Johnathan “Malik” Martin
American, born South Memphis, TN 1988, active Memphis
Malik Martin’s path to photojournalism is unusual and informed by various passions: sports and rock climbing, music concerts, social media, social justice, Soulsville, and superheroes, like Peter Parker (Spiderman’s alter ego). A native of South Memphis, Martin was reared by his grandmother, and began capturing his experiences with a camera as a teenager. He ran track at Arkansas State University (Jonesboro) and started creating music videos to accompany his poems. When he graduated college, he bought a tent and air mattress, and camped for six months, using the rest of his money for photographic equipment. Photographing music concerts in Memphis led to higher profile jobs: a post-concert photo he posted of football player Odell Beckham, Jr. on Instagram brought so much attention that, just one year later, his career was thriving. An independent photographer whose work appears in MLK50 and The New TriState Defender, Martin serves as the Social Media Director for the climbing gym Memphis Rox. In December, Reel Rock, a platform for climbing movies, released Black Ice, a 35-minute film about a group of South Memphians who go ice climbing in Montana. Martin served as the head cinematographer and lead producer for the film.

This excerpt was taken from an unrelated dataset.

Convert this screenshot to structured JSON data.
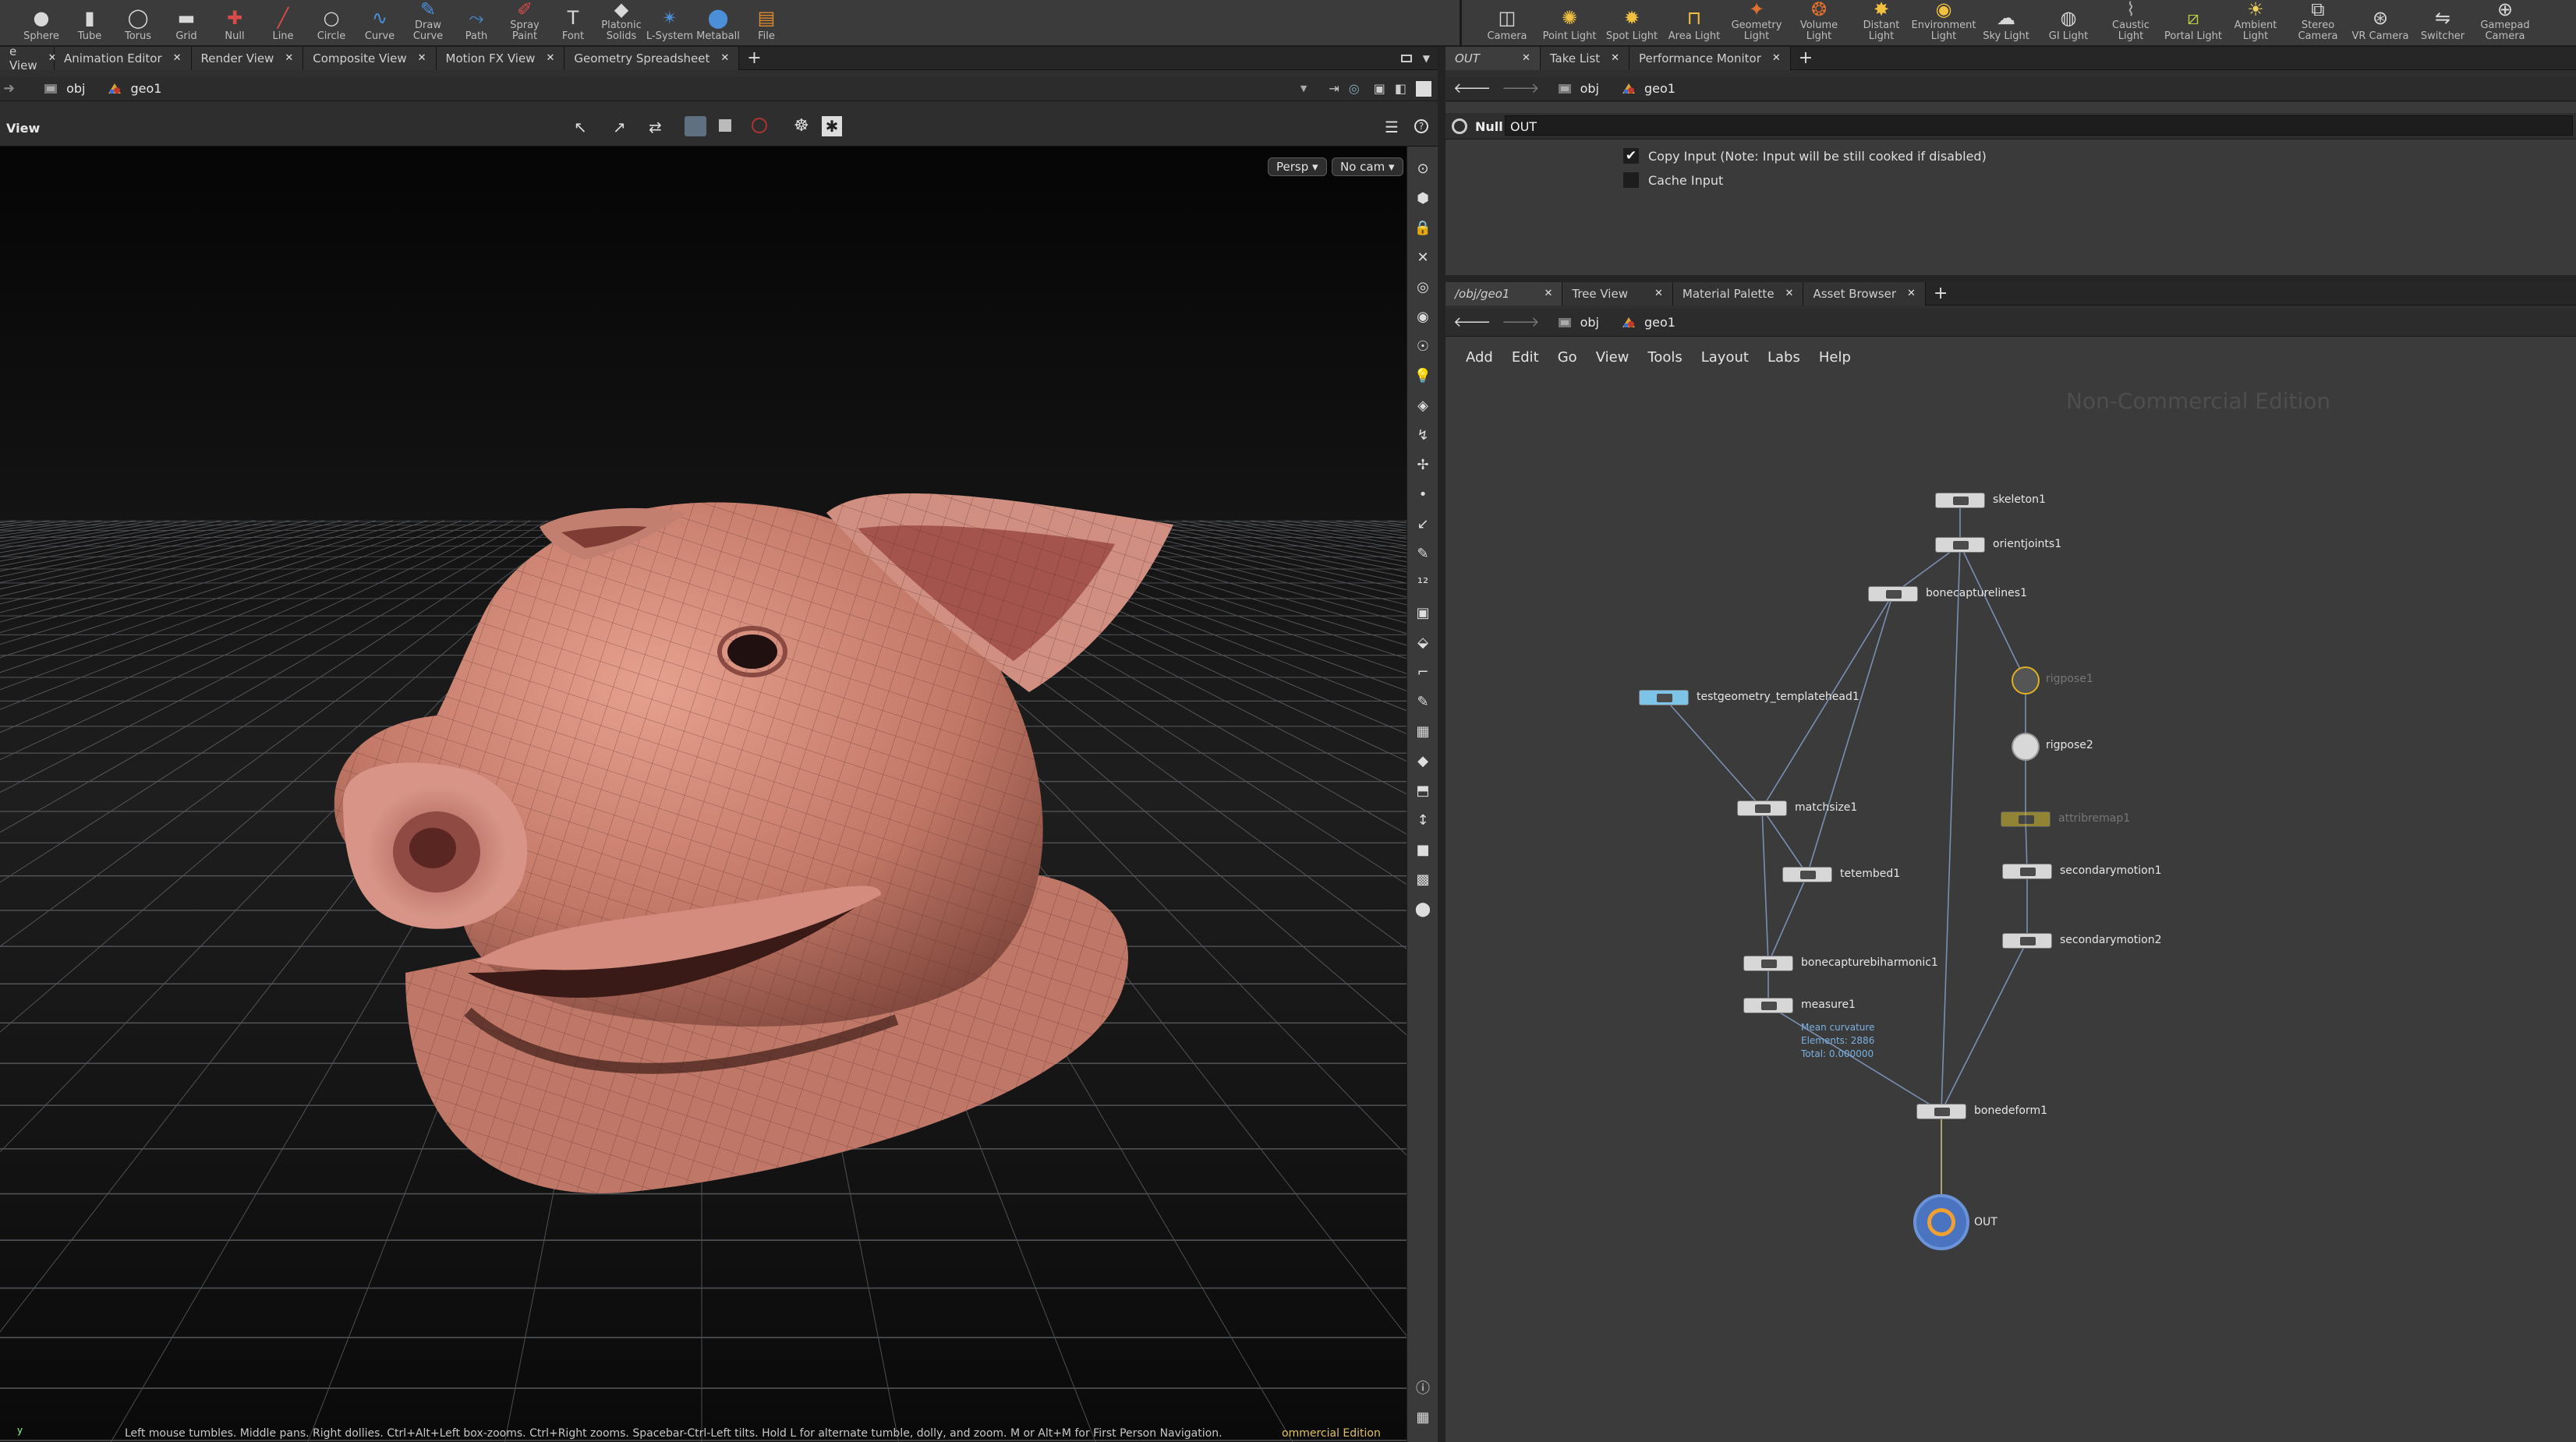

Like Andrea Morales, Martin is a community journalist, and avoids the idea of the “objective” reporter: “objectivity is a privilege,” he says. “The people who can say that [they are objective] are not a part of the community, they can disconnect. . . . They are photographing from the side. I feel like, you know, I go harder.”
Tad Lauritzen Wright
American, born San Angelo, TX 1972, active Memphis
Tad Lauritzen Wright’s practice is informed by undergraduate and graduate art degrees [the latter from the Memphis College of Art], and characterized by experimental approaches to painting, printmaking, sculpture, and single line drawings. A native of San Angelo, TX, Wright grew up, he says, “consuming rodeo, punk rock, Playboy, cheap beer, shotguns, cartoons, farm trucks, skateboarding, Mexican border towns, and junkyard culture” [his grandfather owned a junkyard]. While his mother listened only to The Carpenters on an 8-track tape in the car, and his parents enjoyed country music records at home, Wright sought alternative forms of music, creating his own instruments out of cardboard, nets, fishing line, and also farm equipment that he would hang from nearby mesquite trees.

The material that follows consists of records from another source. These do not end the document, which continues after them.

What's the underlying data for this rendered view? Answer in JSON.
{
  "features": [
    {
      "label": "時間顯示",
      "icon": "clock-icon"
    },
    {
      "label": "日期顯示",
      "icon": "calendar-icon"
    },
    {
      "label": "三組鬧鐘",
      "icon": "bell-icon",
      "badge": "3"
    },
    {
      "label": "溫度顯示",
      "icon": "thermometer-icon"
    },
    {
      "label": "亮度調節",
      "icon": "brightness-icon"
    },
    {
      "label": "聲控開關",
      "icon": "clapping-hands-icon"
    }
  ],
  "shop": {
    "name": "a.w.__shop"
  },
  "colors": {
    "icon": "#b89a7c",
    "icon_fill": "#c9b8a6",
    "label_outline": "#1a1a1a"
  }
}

As he grew older, he discovered Surrealist artist Meret Oppenheim’s iconic 1936 fur-lined teacup, a strange and jarring object. Later, he encountered the seemingly child-like works of French artist Jean Dubuffet, and realized from these two artists encounters that there could be a space for his own work, which favors “discounted sources,” “basic ideas, simple plans, and rigorous daydreaming.”
Single-line drawings are a through line of Wright’s career, loosely time-based games that start simply, and grow in complexity, while involving constant risk along the way. Perhaps the ultimate inspiration for Wright’s drawings derives from childhood scrawls he drew underneath his parents’ coffee table as a child. He continues to celebrate the crudeness and distortions of children’s art and the quality of freshness and spontaneity in them that suggest some kind of authentic truth.